The Pump Court Tax Chambers sought to overturn a decision by the Valuation Tribunal that classified rooms occupied by barristers as a single ‘hereditament’ rather than distinct properties. This classification affects their eligibility for small business rate relief, which would have been possible had the rooms been deemed separate entities. With this decision, each barrister would have potentially benefited from individual relief given that a single hereditament with a value up to £12,000 qualifies for a 100% reduction in rates.
The Upper Tribunal (Lands Chamber), represented by Deputy President Martin Rodger KC and surveyor Mark Higgin, noted the unique nature of the argument, given the long-standing tradition of barristers working in shared chambers.
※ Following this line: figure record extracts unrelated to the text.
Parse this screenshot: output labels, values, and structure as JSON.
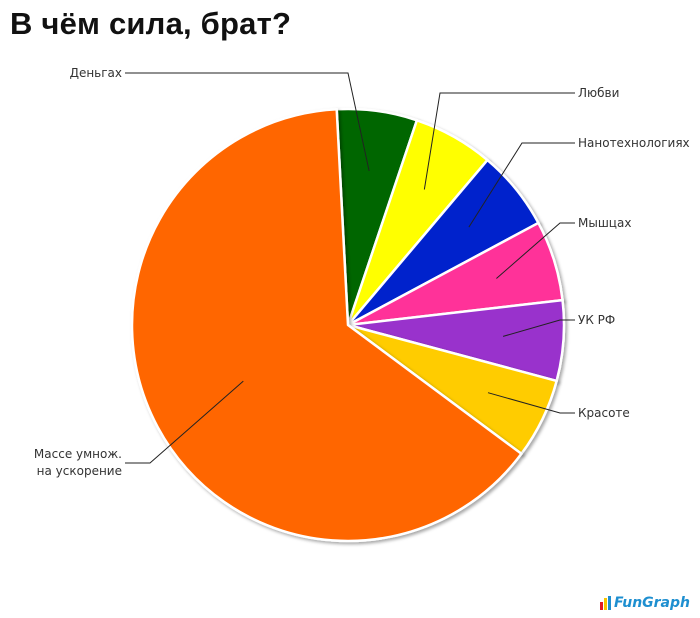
{
  "chart_data": {
    "type": "pie",
    "title": "В чём сила, брат?",
    "exploded_slice": "Масса умнож. на ускорение",
    "slices": [
      {
        "label": "Деньгах",
        "value": 6,
        "color": "#006600"
      },
      {
        "label": "Любви",
        "value": 6,
        "color": "#ffff00"
      },
      {
        "label": "Нанотехнологиях",
        "value": 6,
        "color": "#0022cc"
      },
      {
        "label": "Мышцах",
        "value": 6,
        "color": "#ff3399"
      },
      {
        "label": "УК РФ",
        "value": 6,
        "color": "#9933cc"
      },
      {
        "label": "Красоте",
        "value": 6,
        "color": "#ffcc00"
      },
      {
        "label": "Массе умнож.\nна ускорение",
        "value": 64,
        "color": "#ff6600"
      }
    ]
  },
  "branding": {
    "name": "FunGraph",
    "icon_colors": [
      "#e31b23",
      "#f7c600",
      "#1e8fd0"
    ]
  }
}
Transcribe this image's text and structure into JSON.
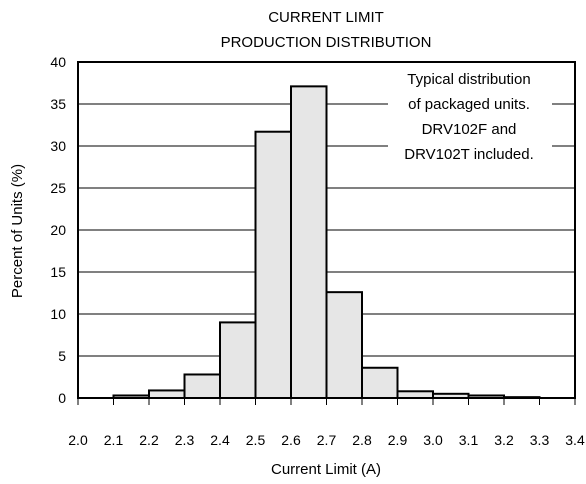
{
  "chart_data": {
    "type": "bar",
    "title": [
      "CURRENT LIMIT",
      "PRODUCTION DISTRIBUTION"
    ],
    "xlabel": "Current Limit (A)",
    "ylabel": "Percent of Units (%)",
    "x_ticks": [
      "2.0",
      "2.1",
      "2.2",
      "2.3",
      "2.4",
      "2.5",
      "2.6",
      "2.7",
      "2.8",
      "2.9",
      "3.0",
      "3.1",
      "3.2",
      "3.3",
      "3.4"
    ],
    "y_ticks": [
      "0",
      "5",
      "10",
      "15",
      "20",
      "25",
      "30",
      "35",
      "40"
    ],
    "xlim": [
      2.0,
      3.4
    ],
    "ylim": [
      0,
      40
    ],
    "grid": "horizontal",
    "bin_width": 0.1,
    "bins": [
      {
        "start": 2.1,
        "value": 0.3
      },
      {
        "start": 2.2,
        "value": 0.9
      },
      {
        "start": 2.3,
        "value": 2.8
      },
      {
        "start": 2.4,
        "value": 9.0
      },
      {
        "start": 2.5,
        "value": 31.7
      },
      {
        "start": 2.6,
        "value": 37.1
      },
      {
        "start": 2.7,
        "value": 12.6
      },
      {
        "start": 2.8,
        "value": 3.6
      },
      {
        "start": 2.9,
        "value": 0.8
      },
      {
        "start": 3.0,
        "value": 0.5
      },
      {
        "start": 3.1,
        "value": 0.3
      },
      {
        "start": 3.2,
        "value": 0.1
      }
    ],
    "annotation": [
      "Typical distribution",
      "of packaged units.",
      "DRV102F and",
      "DRV102T included."
    ],
    "colors": {
      "bar_fill": "#e6e6e6",
      "stroke": "#000000"
    }
  }
}
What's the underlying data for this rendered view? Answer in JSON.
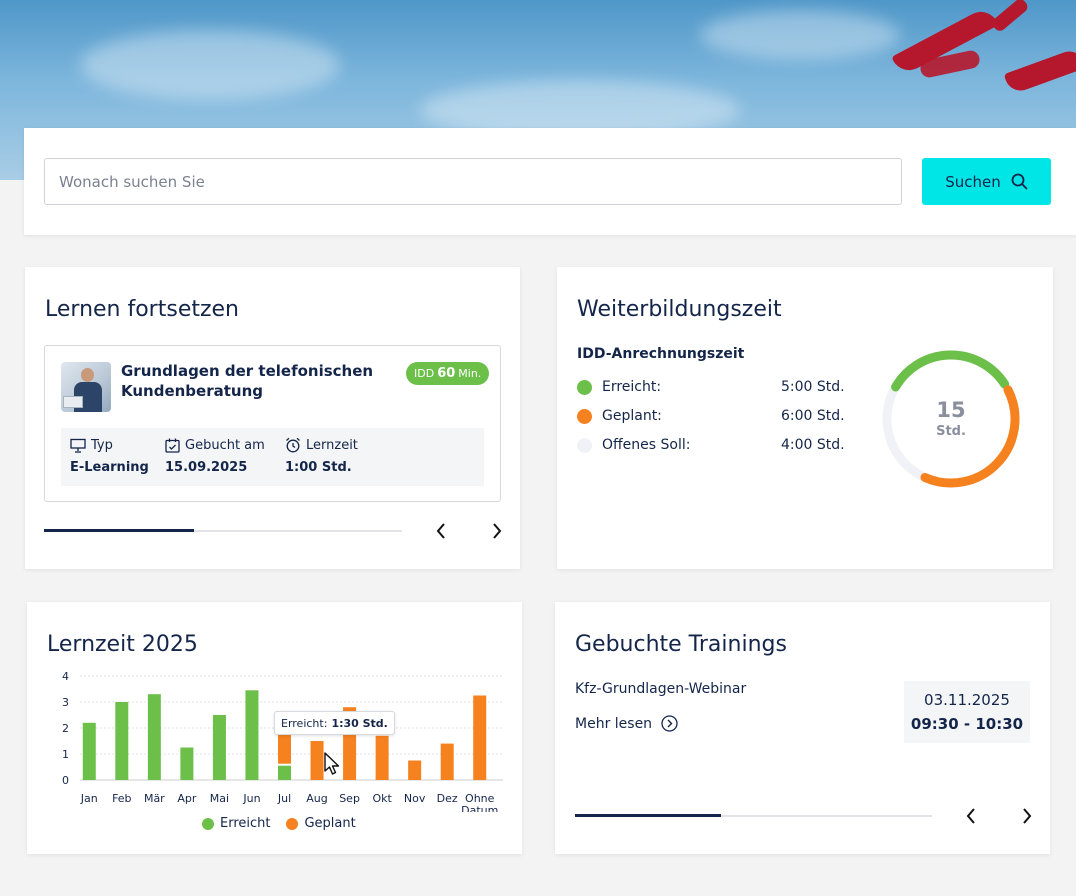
{
  "search": {
    "placeholder": "Wonach suchen Sie",
    "button_label": "Suchen",
    "button_icon": "search-icon"
  },
  "continue_learning": {
    "title": "Lernen fortsetzen",
    "course": {
      "title": "Grundlagen der telefonischen Kundenberatung",
      "badge_prefix": "IDD",
      "badge_value": "60",
      "badge_unit": "Min.",
      "type_label": "Typ",
      "type_value": "E-Learning",
      "booked_label": "Gebucht am",
      "booked_value": "15.09.2025",
      "duration_label": "Lernzeit",
      "duration_value": "1:00 Std."
    },
    "progress_percent": 42
  },
  "training_time": {
    "title": "Weiterbildungszeit",
    "subtitle": "IDD-Anrechnungszeit",
    "rows": [
      {
        "label": "Erreicht:",
        "value": "5:00 Std.",
        "color": "#6cc04a",
        "hours": 5
      },
      {
        "label": "Geplant:",
        "value": "6:00 Std.",
        "color": "#f5821f",
        "hours": 6
      },
      {
        "label": "Offenes Soll:",
        "value": "4:00 Std.",
        "color": "#f1f2f8",
        "hours": 4
      }
    ],
    "total_value": "15",
    "total_unit": "Std."
  },
  "learning_chart": {
    "title": "Lernzeit 2025",
    "tooltip_label": "Erreicht:",
    "tooltip_value": "1:30 Std.",
    "legend": [
      {
        "label": "Erreicht",
        "color": "#6cc04a"
      },
      {
        "label": "Geplant",
        "color": "#f5821f"
      }
    ]
  },
  "chart_data": {
    "type": "bar",
    "title": "Lernzeit 2025",
    "categories": [
      "Jan",
      "Feb",
      "Mär",
      "Apr",
      "Mai",
      "Jun",
      "Jul",
      "Aug",
      "Sep",
      "Okt",
      "Nov",
      "Dez",
      "Ohne Datum"
    ],
    "series": [
      {
        "name": "Erreicht",
        "color": "#6cc04a",
        "values": [
          2.2,
          3.0,
          3.3,
          1.25,
          2.5,
          3.45,
          0.55,
          0,
          0,
          0,
          0,
          0,
          0
        ]
      },
      {
        "name": "Geplant",
        "color": "#f5821f",
        "values": [
          0,
          0,
          0,
          0,
          0,
          0,
          1.25,
          1.5,
          2.8,
          1.7,
          0.75,
          1.4,
          3.25
        ]
      }
    ],
    "stacked": true,
    "ylim": [
      0,
      4
    ],
    "yticks": [
      0,
      1,
      2,
      3,
      4
    ],
    "grid": true,
    "legend_position": "bottom"
  },
  "booked_trainings": {
    "title": "Gebuchte Trainings",
    "item_name": "Kfz-Grundlagen-Webinar",
    "more_label": "Mehr lesen",
    "date": "03.11.2025",
    "time": "09:30 - 10:30",
    "progress_percent": 41
  }
}
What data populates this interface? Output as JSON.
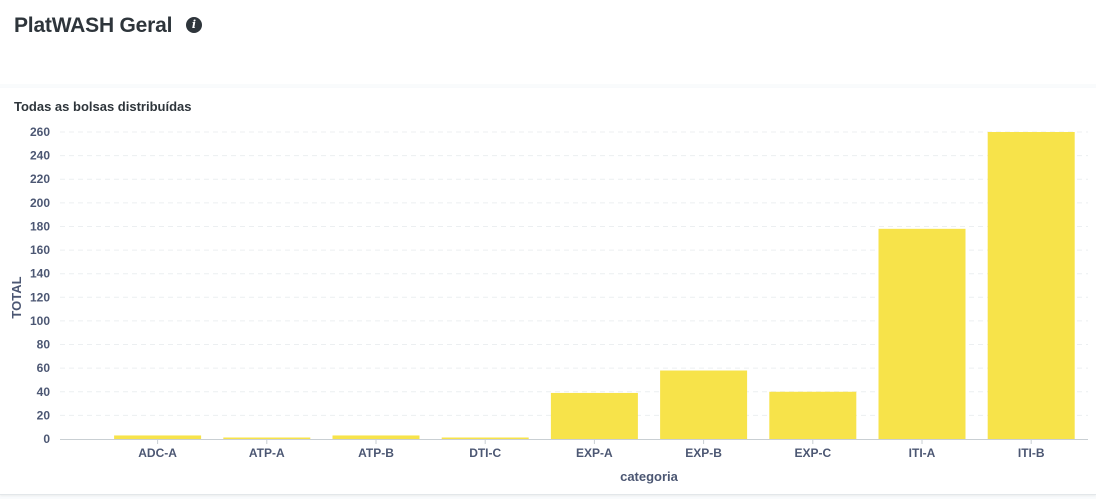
{
  "dashboard": {
    "title": "PlatWASH Geral",
    "info_icon": "info-circle-icon"
  },
  "card": {
    "title": "Todas as bolsas distribuídas"
  },
  "chart_data": {
    "type": "bar",
    "categories": [
      "ADC-A",
      "ATP-A",
      "ATP-B",
      "DTI-C",
      "EXP-A",
      "EXP-B",
      "EXP-C",
      "ITI-A",
      "ITI-B"
    ],
    "values": [
      3,
      1,
      3,
      0.5,
      39,
      58,
      40,
      178,
      260
    ],
    "xlabel": "categoria",
    "ylabel": "TOTAL",
    "ylim": [
      0,
      260
    ],
    "yticks": [
      0,
      20,
      40,
      60,
      80,
      100,
      120,
      140,
      160,
      180,
      200,
      220,
      240,
      260
    ],
    "grid": true,
    "bar_color": "#f7e34a",
    "legend": "none"
  }
}
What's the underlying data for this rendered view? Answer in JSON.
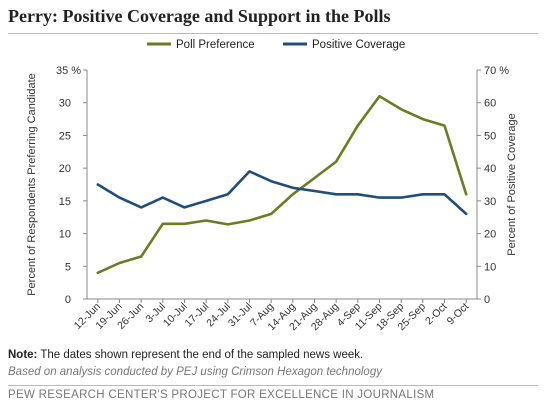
{
  "header": {
    "title": "Perry: Positive Coverage and Support in the Polls"
  },
  "chart_data": {
    "type": "line",
    "categories": [
      "12-Jun",
      "19-Jun",
      "26-Jun",
      "3-Jul",
      "10-Jul",
      "17-Jul",
      "24-Jul",
      "31-Jul",
      "7-Aug",
      "14-Aug",
      "21-Aug",
      "28-Aug",
      "4-Sep",
      "11-Sep",
      "18-Sep",
      "25-Sep",
      "2-Oct",
      "9-Oct"
    ],
    "series": [
      {
        "name": "Poll Preference",
        "axis": "left",
        "color": "#6e7b22",
        "values": [
          4,
          5.5,
          6.5,
          11.5,
          11.5,
          12,
          11.4,
          12,
          13,
          16,
          18.5,
          21,
          26.5,
          31,
          29,
          27.5,
          26.5,
          16
        ]
      },
      {
        "name": "Positive Coverage",
        "axis": "right",
        "color": "#1f4e79",
        "values": [
          35,
          31,
          28,
          31,
          28,
          30,
          32,
          39,
          36,
          34,
          33,
          32,
          32,
          31,
          31,
          32,
          32,
          26
        ]
      }
    ],
    "yleft": {
      "label": "Percent of Respondents Preferring Candidate",
      "ticks": [
        "0",
        "5",
        "10",
        "15",
        "20",
        "25",
        "30",
        "35 %"
      ],
      "ylim": [
        0,
        35
      ]
    },
    "yright": {
      "label": "Percent of Positive Coverage",
      "ticks": [
        "0",
        "10",
        "20",
        "30",
        "40",
        "50",
        "60",
        "70 %"
      ],
      "ylim": [
        0,
        70
      ]
    },
    "legend_position": "top",
    "grid": false
  },
  "notes": {
    "note_label": "Note:",
    "note_text": " The dates shown represent the end of the sampled news week.",
    "source": "Based on analysis conducted by PEJ using Crimson Hexagon technology"
  },
  "footer": {
    "credit": "PEW RESEARCH CENTER'S PROJECT FOR EXCELLENCE IN JOURNALISM"
  }
}
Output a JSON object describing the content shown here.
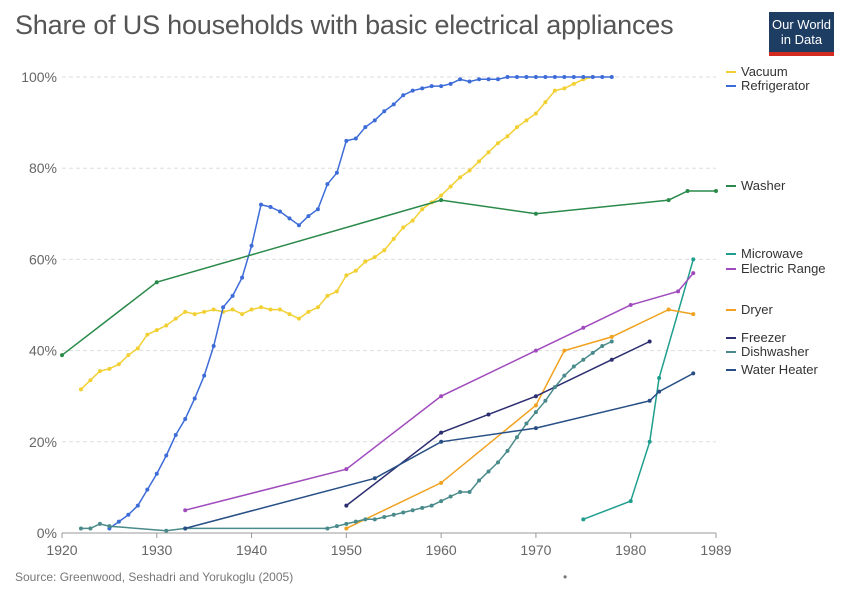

The case specifically revolved around an annex in Jockey’s Fields, listed since 1 April 2017, with a rateable value of £152,000. The Pump Court argued for a recognition of each room as a separate hereditament, pointing out that barristers paid significant sums for their exclusive use of rooms.
Under the existing system, barristers pay between £6,000 and £19,200 annually to occupy these rooms, based on size, with additional shared expenses tied to their work earnings. Despite having exclusive use and decoration rights of their rooms, the tribunal held that these circumstances aligned more with collective occupation by the entire chambers, rather than individual members.
Significantly, the tribunal highlighted that all members shared a collective responsibility through their membership contracts, which included a ‘trust of land’ clause. This clause states that properties acquired for chambers are held collectively, thereby supporting their shared professional practice, administrative functions, and expense consolidation.
The tribunal further observed that alterations in room allocations, such as those triggered by parental leave or part-time work policies, exemplified the collective control over the premises rather than individual ownership. This assurance of shared occupancy and control negates the argument for individual rateable properties and emphasises the collective functioning of chambers.
The tribunal’s decision underscores the cohesive nature of chambers and the legal implications of shared property use amongst barristers, highlighting the challenges in defining property rights within such traditional professional settings.
Ultimately, the tribunal’s decision to uphold the single hereditament classification reflects the entrenched cooperative practice within legal chambers, where shared use of space underpins both professional identity and operational efficiency.